Local overproduction of IL10 in astrocyte targeted IL10Tg mice modulates microglial response by modulating regulatory receptors TREM2 and CD200R following perforant pathway transection. (#332)
Introduction: Interleukin-10 (IL-10) is a general anti-inflammatory cytokine that has been demonstrated in activated astrocytes and microglia after CNS injury but its specific role still remains ambiguous. One of the endogenous mechanisms regulating inflammation following brain injury is the expression of modulator and/or inhibitor membrane receptors. Recent studies demonstrate that TREM2-mediated phagocytic function of microglia/macrophages (MM) is required for debris clearance and maintenance of CNS tissue homeostasis. Moreover, CD200 receptor expressed on microglia is involved in maintaining the microglia in quiescent state.

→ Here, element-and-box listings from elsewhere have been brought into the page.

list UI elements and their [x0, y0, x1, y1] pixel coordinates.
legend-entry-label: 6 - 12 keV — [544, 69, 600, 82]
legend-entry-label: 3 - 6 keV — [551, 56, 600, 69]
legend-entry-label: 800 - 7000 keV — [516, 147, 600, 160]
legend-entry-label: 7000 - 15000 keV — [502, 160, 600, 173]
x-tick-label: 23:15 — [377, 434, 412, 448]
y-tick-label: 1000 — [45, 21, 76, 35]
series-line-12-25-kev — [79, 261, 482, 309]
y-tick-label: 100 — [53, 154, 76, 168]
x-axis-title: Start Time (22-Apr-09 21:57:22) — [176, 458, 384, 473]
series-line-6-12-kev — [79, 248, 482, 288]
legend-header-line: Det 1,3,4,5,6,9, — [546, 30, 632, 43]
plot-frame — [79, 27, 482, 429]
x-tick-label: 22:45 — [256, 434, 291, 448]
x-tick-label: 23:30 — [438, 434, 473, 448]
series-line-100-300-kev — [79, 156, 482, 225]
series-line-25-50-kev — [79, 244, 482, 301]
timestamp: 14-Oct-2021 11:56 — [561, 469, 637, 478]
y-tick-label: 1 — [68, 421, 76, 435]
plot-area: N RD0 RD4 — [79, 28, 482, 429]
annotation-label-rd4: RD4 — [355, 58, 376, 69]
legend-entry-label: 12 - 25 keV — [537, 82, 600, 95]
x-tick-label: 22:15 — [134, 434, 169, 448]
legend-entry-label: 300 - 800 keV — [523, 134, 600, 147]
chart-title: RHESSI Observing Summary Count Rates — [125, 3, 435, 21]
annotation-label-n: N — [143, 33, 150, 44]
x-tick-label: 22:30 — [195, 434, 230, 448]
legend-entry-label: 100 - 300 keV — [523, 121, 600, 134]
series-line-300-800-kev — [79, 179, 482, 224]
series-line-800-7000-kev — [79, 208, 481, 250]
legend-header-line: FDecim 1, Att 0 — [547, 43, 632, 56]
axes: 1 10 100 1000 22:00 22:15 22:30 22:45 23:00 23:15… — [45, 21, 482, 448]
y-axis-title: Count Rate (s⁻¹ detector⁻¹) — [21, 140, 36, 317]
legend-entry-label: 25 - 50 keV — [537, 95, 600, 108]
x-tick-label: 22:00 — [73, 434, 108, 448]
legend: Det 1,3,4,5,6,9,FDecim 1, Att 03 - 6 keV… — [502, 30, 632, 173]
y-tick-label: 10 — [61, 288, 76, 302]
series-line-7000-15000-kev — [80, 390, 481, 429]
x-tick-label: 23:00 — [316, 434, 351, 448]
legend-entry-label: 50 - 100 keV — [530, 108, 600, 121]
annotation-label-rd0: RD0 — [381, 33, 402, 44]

Aim: We therefore, aimed to study the role of IL10 in modulating microglia using the axonal anterograde degeneration paradigm and to monitor TREM2 and CD200R expression as an effect of local astrocyte-targeted production of IL-10. We performed a perforant pathway transection (PPT) on adult GFAP-IL10 transgenic (Tg) mice and corresponding wild types (WT) littermates. Animals were intracardially perfused at 2,3,7,14 and 21 days post-lesion using 4% paraformaldehyde, brains frozen and sections cut in a cryostat. We performed single and double immunohistochemistry for microglia expressing TREM2 and CD200R.
Results: Our results show an increase in TREM2 and CD200R expression on microglia in the ipsilateral hemisphere of the Tg and WT animals especially in the molecular layer of the dennervated dentate gyrus after PPT and the expression was always higher in the Tg animal. We noticed that their expression is upregulated via local production of IL10 as seen by the activated phagocytosing phenotype (CD68high and CD16/32high) of microglia in the GFAP-IL10Tg animals. Furthermore, we found a possible feedback inhibition of IL10 as observed by a constant pSTAT3 expression in Tg mice.
Conclusions: Hence, specific modulation of these receptors and the anti-inflammatory cytokine IL10 with pharmacological tools represent a promising therapeutic strategy against CNS pathologies. Future studies are concentrated on evaluating the mechanism of action of IL10 in modulating these regulatory receptors following CNS injury.